An injury to the brain may cause it to swell. Pressure within the skull then increases as the brain has no room to expand; this excess pressure, known as intracranial pressure, can cause further brain injury. High intracranial pressure (ICP) is the most frequent cause of death and disability in brain-injured patients. If high ICP cannot be controlled using general or first-line therapeutic measures such as adjusting body temperature or carbon dioxide levels in the blood and sedation, second-line treatments are initiated. One of these is a procedure called decompressive craniectomy (DC). DC involves the removal of a section of skull so that the brain has room to expand and the pressure decrease. There is however clinical uncertainty regarding the use of DC and a lack of consensus on the optimal management of traumatic brain injury.
This review looked at all high quality trials investigating the effectiveness of DC, compared to conventional medical treatments, on survival and neurological outcomes for patients over the age of 12 months who had a raised ICP after traumatic brain injury (TBI). Only one trial was identified. This trial involved 27 pediatric patients (less than 18 years old). The results indicate that the risk of death and disability was moderately reduced when DC was used. No trials investigating the effectiveness in adults were found.
The authors of the review conclude that there is no evidence to support the routine use of DC to improve mortality and quality of life in brain-injured adults with high ICP. DC may improve survival and neurological outcomes in brain-injured pediatric patients with raised ICP for whom other medical treatments had failed. This one trial involved only a small number of patients and further studies are needed before applying DC as a routine treatment.
Two trials of DC are currently in progress, the results from which may allow further conclusions regarding the effectiveness of the procedure in adults. These will be incorporated into the review when they are completed.
There is no evidence from randomized controlled trials that supports the routine use of secondary decompressive craniectomy to reduce unfavorable outcomes in adults with severe TBI and refractory high ICP. In the study with a pediatric population, decompressive craniectomy reduced the risk of death and unfavorable outcomes. Despite the wide CI for death and the small sample size of this one identified study, the treatment may be justified in patients below the age of 18 years when maximal medical treatment has failed to control ICP. There are two ongoing randomized controlled trials of decompressive craniectomy (RescueICP and DECRA) that will allow further conclusions on the efficacy of this procedure in adults.

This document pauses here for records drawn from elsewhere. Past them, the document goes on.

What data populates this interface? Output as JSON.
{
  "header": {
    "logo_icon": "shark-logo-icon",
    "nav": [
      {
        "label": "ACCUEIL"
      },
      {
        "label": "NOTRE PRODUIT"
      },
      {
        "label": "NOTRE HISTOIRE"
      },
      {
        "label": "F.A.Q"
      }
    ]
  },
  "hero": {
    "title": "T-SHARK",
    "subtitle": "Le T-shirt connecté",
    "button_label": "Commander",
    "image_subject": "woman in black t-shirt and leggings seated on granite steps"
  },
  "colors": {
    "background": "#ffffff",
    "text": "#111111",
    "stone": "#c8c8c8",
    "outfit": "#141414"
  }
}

High intracranial pressure (ICP) is the most frequent cause of death and disability after a severe traumatic brain injury (TBI). High ICP is usually treated with general maneuvers (normothermia, sedation, etc.) and a set of first-line therapeutic measures (moderate hypocapnia, mannitol, etc.). When these measures fail to control high ICP, second-line therapies are initiated. Of these, barbiturates, hyperventilation, moderate hypothermia, or removal of a variable amount of skull bone (decompressive craniectomy) are used.
To assess the effects of secondary decompressive craniectomy on outcomes and quality of life for patients with severe TBI in whom conventional medical therapeutic measures have failed to control a raised ICP.
We searched the following electronic databases: Cochrane Injuries Group Specialised Register, CENTRAL (The Cochrane Library), MEDLINE, PubMed, EMBASE, ZETOC, CINAHL, and Controlled Trials metaRegister (www.controlled-trials.com/mrct/search). We searched the Internet using Google Scholar (http://scholar.google.com) and handsearched relevant conference proceedings. We also contacted experts in the field and authors of included studies. The searches were last conducted in May 2008.
Randomized or quasi-randomized studies assessing patients over the age of 12 months with severe TBI who underwent decompressive craniectomy to control ICP refractory to conventional medical treatments.
The electronic search and handsearching results were examined for reports of potentially relevant trials, which were then retrieved in full. The selection criteria were applied, data extraction performed, and studies assessed for methodological quality.
We found only one trial with 27 participants, conducted in a pediatric population. Decompressive craniectomy was associated with a risk ratio (RR) for death of 0.54 (95% CI 0.17 to 1.72) and a RR of 0.54 (95% CI 0.29 to 1.01) for an unfavorable outcome (death, vegetative status, or severe disability 6 to 12 months after injury). To date, no results are available to confirm or refute the effectiveness of decompressive craniectomy in adults.